Am Ende der IoT Migration habe ich auch noch den Home Assistant Server auf einer VM neu installiert. Mit dem alten HA hatte ich das Problem, daß ich mit der alten Solarman Integration von Stephen Joubert unterwegs war und das Update auf die neue Integration von David Rapan derart fehlgeschlug, dass ein Wechsel nicht mehr möglich war. Also war Backup und Restore leider keine Option, da ich unbedingt die neue Integration nutzen will (kann nämlich auch Register des Wechselrichters beschreiben, also z.B. Batterie im Winter bei wenig Sonne ein- und ausschalten). Deshalb habe ich die nötigen Integrationen frisch installiert und dann die Geräte vom alten auf den neuen HA verschoben. Das IoT Netz hat noch eine Firewall Regel für MQTT gebraucht, dann konnten diese Geräte auch mit dem HA reden. Danach konnte ich die einzelnen Seiten kopieren, nur beim Wechselrichter musste ich alle Entities umbenennen. Ein paar alte Dinge habe ich gleich aufgehübscht und verschlankt, damit es übersichtlicher wird. Der alte HA Server läuft noch weiter, da erstens dort die Historie noch im Zugriff ist und zweitens der Batteriemonitor und Eastron Stromzähler per Kabel dranhängen. Diese Daten sind momentan nicht wichtig, aber in Zukunft werde ich sie von einem HA auf den anderen HA schicken, sobald ich herausgefunden habe, wie das geht [Nachtrag: ich habe mir die relevanten Sensoren über eine InfluxDB Verbindung eingerichtet. Das geht nur händisch über sensor.yaml und erst nach einem gefühlten Dutzend Reboots waren die gewünschten Batteriemonitor- und Eastrondaten alle da.]. Die Migration hat einen Arbeitstag gekostet, jetzt ist alles hübsch. Jetzt könnte ich natürlich das Backup von der VM auf den Server zurückspielen und die Modbus/Batterie-Integration nachinstallieren, dann wäre die neue Installation auf Hardware und die alten Daten per Restore in einer VM verfügbar. Allerdings ist die VM schneller als der alte Celeron, also lasse ich es erstmal so. Eventuell lege ich auch den Celeron still und nutze einen Raspi für Modbus und Seriell, der dann weniger Strom braucht.

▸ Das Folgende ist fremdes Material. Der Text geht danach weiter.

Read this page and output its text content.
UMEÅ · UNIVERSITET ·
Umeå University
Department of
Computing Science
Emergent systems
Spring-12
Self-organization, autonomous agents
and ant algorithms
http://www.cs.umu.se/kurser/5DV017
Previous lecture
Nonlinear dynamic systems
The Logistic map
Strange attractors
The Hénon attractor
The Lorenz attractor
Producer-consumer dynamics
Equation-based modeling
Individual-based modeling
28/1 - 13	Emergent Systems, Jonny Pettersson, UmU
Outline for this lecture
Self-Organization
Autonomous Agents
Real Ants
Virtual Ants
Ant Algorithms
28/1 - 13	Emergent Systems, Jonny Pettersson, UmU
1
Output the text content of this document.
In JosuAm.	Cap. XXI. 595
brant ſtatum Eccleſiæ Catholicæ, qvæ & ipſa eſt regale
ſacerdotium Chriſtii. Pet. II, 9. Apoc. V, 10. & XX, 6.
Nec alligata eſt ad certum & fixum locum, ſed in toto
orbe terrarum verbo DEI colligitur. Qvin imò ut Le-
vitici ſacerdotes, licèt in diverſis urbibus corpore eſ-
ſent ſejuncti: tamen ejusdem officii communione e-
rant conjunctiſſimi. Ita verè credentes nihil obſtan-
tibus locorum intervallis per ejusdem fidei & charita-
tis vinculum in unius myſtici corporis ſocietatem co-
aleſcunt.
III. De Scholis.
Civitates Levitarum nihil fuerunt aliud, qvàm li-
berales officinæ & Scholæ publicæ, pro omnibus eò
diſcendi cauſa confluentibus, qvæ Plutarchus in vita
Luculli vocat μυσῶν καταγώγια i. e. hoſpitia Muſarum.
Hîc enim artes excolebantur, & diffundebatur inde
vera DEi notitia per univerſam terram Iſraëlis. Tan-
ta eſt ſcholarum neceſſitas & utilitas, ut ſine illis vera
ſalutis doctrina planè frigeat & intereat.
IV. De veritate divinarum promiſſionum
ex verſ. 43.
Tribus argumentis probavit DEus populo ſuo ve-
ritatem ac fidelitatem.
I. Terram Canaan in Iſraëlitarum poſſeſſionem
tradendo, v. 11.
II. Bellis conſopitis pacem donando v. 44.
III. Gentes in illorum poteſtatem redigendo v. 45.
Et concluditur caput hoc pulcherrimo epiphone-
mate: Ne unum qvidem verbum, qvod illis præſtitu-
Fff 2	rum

Einige Tage später ist mir aufgefallen, daß die Verbindung zur MariaDB vom PC aus nicht mehr möglich ist, selbst wenn man die IP Adresse zur Datenbank anpasst. Das Internet hat nicht direkt die Lösung parat gehabt, das liegt nämlich nicht an den .cnf Konfigurationsdateien. Bei der Installation von MariaDB wird der User ‚root’@’192.168.1.%‘ angelegt, d.h. der darf sich nur innerhalb des Subnets anmelden. Da sich das Subnet auf 192.168.2.% geändert hat, muß der User entsprechend umbenannt werden (oder einen neuen User mit @’%‘ anlegen, der von überall drauf darf).